Washington Times: More than 100 immigrants the Obama administration released back into the community went on to be charged with subsequent murders, according to government data released Monday that raises new questions about whether immigration authorities are doing enough to detail illegal immigrants awaiting deportation.
In one case, U.S. Immigration and Customs Enforcement (ICE) admitted its agents didn’t find out about an illegal immigrant’s death threats and court injunctions against him — which should have put him back in detention — until after the man was accused of a new murder.
That case, involving Apolinar Altamirano, is the latest instance of someone who’d been through the Obama administration deportation system but had been released, only to go on to commit major crimes.
ICE officials say they don’t regularly notify local authorities when they release someone, and don’t have a way of finding out from those authorities whether someone has gotten in trouble with the law again, so they didn’t know whether Mr. Altamirano’s $10,000 bond should have been revoked.

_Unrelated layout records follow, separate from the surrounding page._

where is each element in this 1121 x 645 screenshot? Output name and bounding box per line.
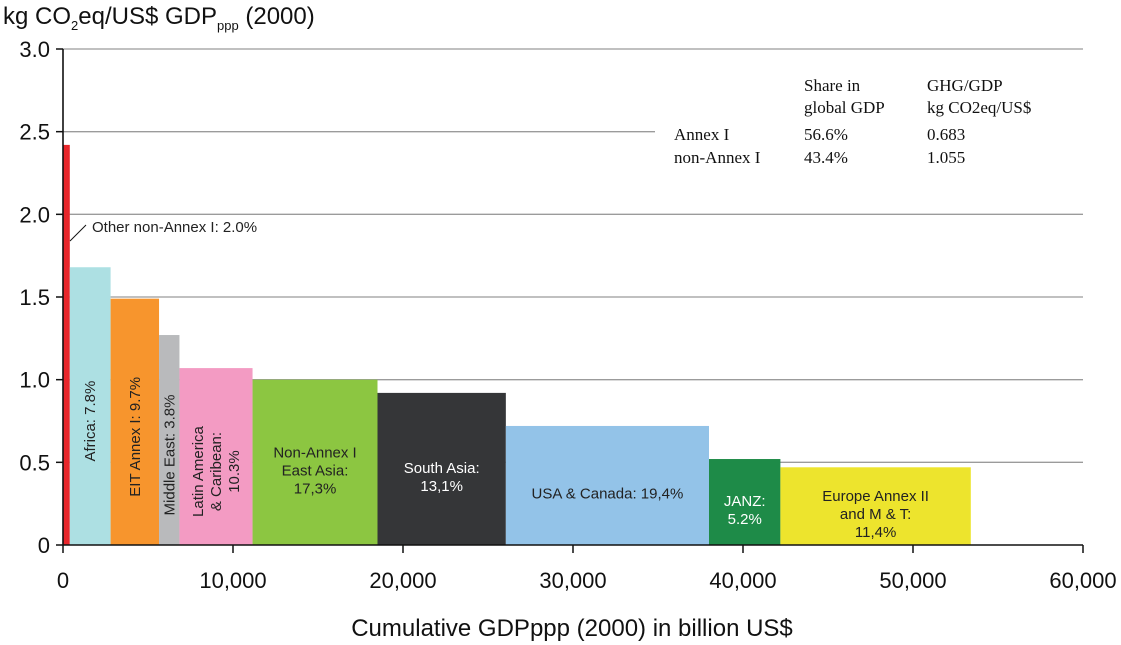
- bar-text: USA & Canada: 19,4%: [532, 485, 684, 502]
- bar-label-line: South Asia:: [404, 460, 480, 477]
- bar-label-line: 17,3%: [294, 480, 337, 497]
- y-tick-label: 1.5: [19, 285, 50, 310]
- title-mid: eq/US$ GDP: [78, 3, 217, 30]
- bar-label-line: EIT Annex I: 9.7%: [127, 377, 144, 497]
- x-tick-label: 30,000: [539, 568, 606, 593]
- bar-label-line: and M & T:: [840, 506, 911, 523]
- bar-label-line: Non-Annex I: [273, 444, 356, 461]
- bar-text: EIT Annex I: 9.7%: [127, 377, 144, 497]
- y-tick-label: 2.5: [19, 120, 50, 145]
- bar-label-line: 5.2%: [728, 511, 762, 528]
- bar: [179, 368, 253, 545]
- x-tick-label: 10,000: [199, 568, 266, 593]
- title-main: kg CO: [3, 3, 71, 30]
- bar: [377, 392, 506, 545]
- annotation-leader: [69, 224, 87, 242]
- x-tick-label: 60,000: [1049, 568, 1116, 593]
- bar: [110, 298, 160, 545]
- bar-label-line: Europe Annex II: [822, 488, 929, 505]
- bar: [69, 267, 111, 545]
- bar: [63, 144, 70, 546]
- title-end: (2000): [239, 3, 315, 30]
- inset-row-ghg: 1.055: [927, 148, 965, 167]
- x-tick-label: 20,000: [369, 568, 436, 593]
- inset-header-share-2: global GDP: [804, 98, 885, 117]
- bar-text: Africa: 7.8%: [82, 381, 99, 462]
- bar: [252, 379, 378, 545]
- bar-label-line: & Caribean:: [208, 432, 225, 511]
- inset-row-share: 43.4%: [804, 148, 848, 167]
- inset-table: Share in global GDP GHG/GDP kg CO2eq/US$…: [674, 76, 1031, 167]
- title-sub1: 2: [71, 18, 78, 33]
- inset-row-label: non-Annex I: [674, 148, 761, 167]
- bar: [709, 459, 781, 545]
- bar: [159, 335, 180, 545]
- axes: 0 0.5 1.0 1.5 2.0 2.5 3.0 0 10,000 20,000 30,000 40…: [19, 37, 1116, 593]
- bar-label-line: USA & Canada: 19,4%: [532, 485, 684, 502]
- inset-row-share: 56.6%: [804, 125, 848, 144]
- inset-header-share-1: Share in: [804, 76, 861, 95]
- inset-row-label: Annex I: [674, 125, 730, 144]
- bar-label-line: 10.3%: [226, 450, 243, 493]
- y-tick-label: 3.0: [19, 37, 50, 62]
- bar-label-line: Latin America: [190, 425, 207, 517]
- y-tick-label: 0.5: [19, 450, 50, 475]
- title-sub2: ppp: [217, 18, 239, 33]
- x-tick-label: 40,000: [709, 568, 776, 593]
- bar-label-line: JANZ:: [724, 493, 766, 510]
- bar-label-line: Africa: 7.8%: [82, 381, 99, 462]
- bar-text: JANZ:5.2%: [724, 493, 766, 528]
- bar-label-line: Middle East: 3.8%: [161, 395, 178, 516]
- inset-header-ghg-2: kg CO2eq/US$: [927, 98, 1031, 117]
- bar-label-line: 11,4%: [855, 524, 896, 541]
- annotation-label: Other non-Annex I: 2.0%: [92, 219, 257, 236]
- bar-text: South Asia:13,1%: [404, 460, 480, 495]
- bar-text: Middle East: 3.8%: [161, 395, 178, 516]
- x-tick-label: 50,000: [879, 568, 946, 593]
- y-tick-label: 0: [38, 533, 50, 558]
- x-tick-label: 0: [57, 568, 69, 593]
- bar-text: Latin America & Caribean: 10.3%: [190, 425, 243, 517]
- inset-row-ghg: 0.683: [927, 125, 965, 144]
- bar-label-line: 13,1%: [420, 478, 463, 495]
- chart-title: kg CO2eq/US$ GDPppp (2000): [3, 3, 315, 33]
- bar-label-line: East Asia:: [282, 462, 349, 479]
- bar: [780, 467, 971, 545]
- y-tick-label: 2.0: [19, 202, 50, 227]
- bar: [505, 425, 709, 545]
- y-tick-label: 1.0: [19, 368, 50, 393]
- inset-header-ghg-1: GHG/GDP: [927, 76, 1003, 95]
- bar-labels: Africa: 7.8% EIT Annex I: 9.7% Middle East…: [82, 377, 929, 541]
- x-axis-title: Cumulative GDPppp (2000) in billion US$: [351, 615, 793, 642]
- bars: [63, 144, 971, 546]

“ICE was not aware of the injunctions against Mr. Altamirano until after his January 22, 2015 arrest for first-degree murder, armed robbery and related offenses,” the agency said in a letter to Senate Judiciary Committee Chairman Charles E. Grassley, Iowa Republican, and Sen. Jeff Flake, an Arizona Republican in whose state the murder occurred.
All told, 121 immigrants who were held but eventually released by ICE went on to commit “homicide-related offenses,” the agency said.